We'll see, but I estimated I was about halfway done with the story when I started, but it may turn out to have been more like 3/4.
athenaltena: (writing)
Since I’m now knee-deep in NaNoWriMo for the second year in a row I’ve started both writing new scenes for my project, which I’m continuing from last year, and going back and fixing a few things in the parts that I wrote before. One thing I have to make sure I do is change all the references to one character’s parent being dead, because I originally had them die before the story started, but then changed my mind and decided they were alive.
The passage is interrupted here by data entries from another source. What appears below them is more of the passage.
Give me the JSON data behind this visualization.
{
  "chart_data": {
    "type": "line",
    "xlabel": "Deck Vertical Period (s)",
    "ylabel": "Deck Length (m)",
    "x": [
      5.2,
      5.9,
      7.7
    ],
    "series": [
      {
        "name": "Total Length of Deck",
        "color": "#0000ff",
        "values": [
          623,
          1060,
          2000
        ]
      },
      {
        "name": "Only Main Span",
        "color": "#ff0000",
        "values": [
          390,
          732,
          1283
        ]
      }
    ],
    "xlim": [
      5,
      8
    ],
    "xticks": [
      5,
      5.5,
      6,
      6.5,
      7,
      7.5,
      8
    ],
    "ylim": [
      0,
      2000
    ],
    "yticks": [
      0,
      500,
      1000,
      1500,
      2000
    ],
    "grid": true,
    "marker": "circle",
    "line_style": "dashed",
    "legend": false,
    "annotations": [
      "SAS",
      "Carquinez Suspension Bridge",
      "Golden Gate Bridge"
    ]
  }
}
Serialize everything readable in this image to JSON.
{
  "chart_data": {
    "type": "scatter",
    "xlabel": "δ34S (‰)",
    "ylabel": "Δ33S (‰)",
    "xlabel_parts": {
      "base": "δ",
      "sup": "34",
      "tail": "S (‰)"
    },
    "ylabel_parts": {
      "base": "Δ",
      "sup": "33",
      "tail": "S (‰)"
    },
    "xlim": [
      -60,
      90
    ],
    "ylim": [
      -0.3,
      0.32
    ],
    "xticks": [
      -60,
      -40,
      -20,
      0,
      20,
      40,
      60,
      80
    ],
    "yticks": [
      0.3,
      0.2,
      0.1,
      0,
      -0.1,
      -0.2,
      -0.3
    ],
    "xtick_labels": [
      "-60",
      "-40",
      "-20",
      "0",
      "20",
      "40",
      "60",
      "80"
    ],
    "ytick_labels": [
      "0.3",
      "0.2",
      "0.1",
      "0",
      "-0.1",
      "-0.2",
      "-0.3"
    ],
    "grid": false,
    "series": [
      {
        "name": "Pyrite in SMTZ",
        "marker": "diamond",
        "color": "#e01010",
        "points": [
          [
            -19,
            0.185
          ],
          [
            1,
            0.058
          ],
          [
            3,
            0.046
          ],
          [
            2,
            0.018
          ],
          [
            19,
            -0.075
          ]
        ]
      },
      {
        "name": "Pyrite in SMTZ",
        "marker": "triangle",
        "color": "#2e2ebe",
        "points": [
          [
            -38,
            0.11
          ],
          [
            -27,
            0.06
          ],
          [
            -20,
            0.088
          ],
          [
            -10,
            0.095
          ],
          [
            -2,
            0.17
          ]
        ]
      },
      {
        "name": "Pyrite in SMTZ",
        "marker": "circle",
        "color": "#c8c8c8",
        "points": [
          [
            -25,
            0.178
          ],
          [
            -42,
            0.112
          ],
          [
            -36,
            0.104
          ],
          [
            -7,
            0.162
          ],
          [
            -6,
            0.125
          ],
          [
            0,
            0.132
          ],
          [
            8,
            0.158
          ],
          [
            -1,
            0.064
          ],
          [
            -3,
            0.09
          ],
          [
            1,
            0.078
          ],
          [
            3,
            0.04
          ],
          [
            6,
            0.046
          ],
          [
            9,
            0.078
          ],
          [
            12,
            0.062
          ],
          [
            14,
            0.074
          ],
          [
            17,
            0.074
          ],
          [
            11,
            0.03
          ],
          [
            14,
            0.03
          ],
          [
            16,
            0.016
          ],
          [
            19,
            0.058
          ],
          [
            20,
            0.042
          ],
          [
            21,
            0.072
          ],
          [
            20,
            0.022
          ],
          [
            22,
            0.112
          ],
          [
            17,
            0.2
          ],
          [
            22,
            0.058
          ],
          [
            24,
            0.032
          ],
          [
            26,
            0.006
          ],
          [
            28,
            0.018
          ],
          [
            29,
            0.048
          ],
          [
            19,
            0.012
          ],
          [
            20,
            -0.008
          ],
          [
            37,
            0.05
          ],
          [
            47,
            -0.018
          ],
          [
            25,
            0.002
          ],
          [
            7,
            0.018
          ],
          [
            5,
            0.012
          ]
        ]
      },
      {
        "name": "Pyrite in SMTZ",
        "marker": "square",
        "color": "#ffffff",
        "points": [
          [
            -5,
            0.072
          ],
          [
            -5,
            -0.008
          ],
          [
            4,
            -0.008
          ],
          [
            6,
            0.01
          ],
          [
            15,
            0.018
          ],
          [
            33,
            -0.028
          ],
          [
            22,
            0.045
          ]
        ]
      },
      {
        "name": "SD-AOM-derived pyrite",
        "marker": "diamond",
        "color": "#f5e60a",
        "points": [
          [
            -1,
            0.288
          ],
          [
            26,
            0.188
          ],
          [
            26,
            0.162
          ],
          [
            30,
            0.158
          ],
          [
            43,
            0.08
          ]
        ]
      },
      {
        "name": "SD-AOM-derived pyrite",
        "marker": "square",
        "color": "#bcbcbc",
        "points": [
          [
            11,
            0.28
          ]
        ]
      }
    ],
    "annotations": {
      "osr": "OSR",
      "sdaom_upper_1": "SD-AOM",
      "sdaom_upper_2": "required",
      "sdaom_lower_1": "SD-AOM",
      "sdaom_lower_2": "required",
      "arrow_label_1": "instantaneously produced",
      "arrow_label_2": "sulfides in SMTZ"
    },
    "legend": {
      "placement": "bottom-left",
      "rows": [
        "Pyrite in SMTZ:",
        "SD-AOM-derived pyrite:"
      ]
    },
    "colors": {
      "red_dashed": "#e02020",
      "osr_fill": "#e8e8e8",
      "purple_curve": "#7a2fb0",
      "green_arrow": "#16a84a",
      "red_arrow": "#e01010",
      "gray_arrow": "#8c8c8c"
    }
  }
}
I’ll have to rewrite an entire scene that now has them in it, but I think it was the right choice.

For one thing I realized I was falling into the old Disney cliché of one parent being mysteriously missing/dead (seriously, I can think of exactly two heroes who have both parents alive in the main story who survive all the way through, Mulan and Princess Aurora, and in a lot of cases where one parent is dead it mostly seems like it's because they didn't bother writing them in), and also I realized I was skirting uncomfortably close to Women in Refrigerators syndrome*. That and it’s just more interesting to write the character’s relationship with both parents alive, and I’ve discovered that writing two people who’ve been together for a long time interacting with each other actually comes very easily to me, not to mention that it's fun.

*Which, for those who don't know, is a term coined by Gail Simone for when a character, usually a woman, is killed off in a particularly mean spirited manner solely to provide angst/motivation for another, usually male, character.
athenaltena: (writing)
So I was filling out stuff on my NaNoWriMo page and the info on my story I realized that the title I have for it is really, really old and from a time when the story was much different.

For one thing the main character was actually the son of two characters from the current one, and this story actually started as an idea for a prequel before I'd ever written anything down, and eventually it usurped my headspace and became my main focus. At this point I don't know if I'll ever get to their son since I have to finish his parents' story first!

So the working title was and still is Protege, which still kind of works but not as well. So I'm debating if I should try to change it or just leave it for now. Or maybe I'll get an InspiroBrick&trade to the head that'll help.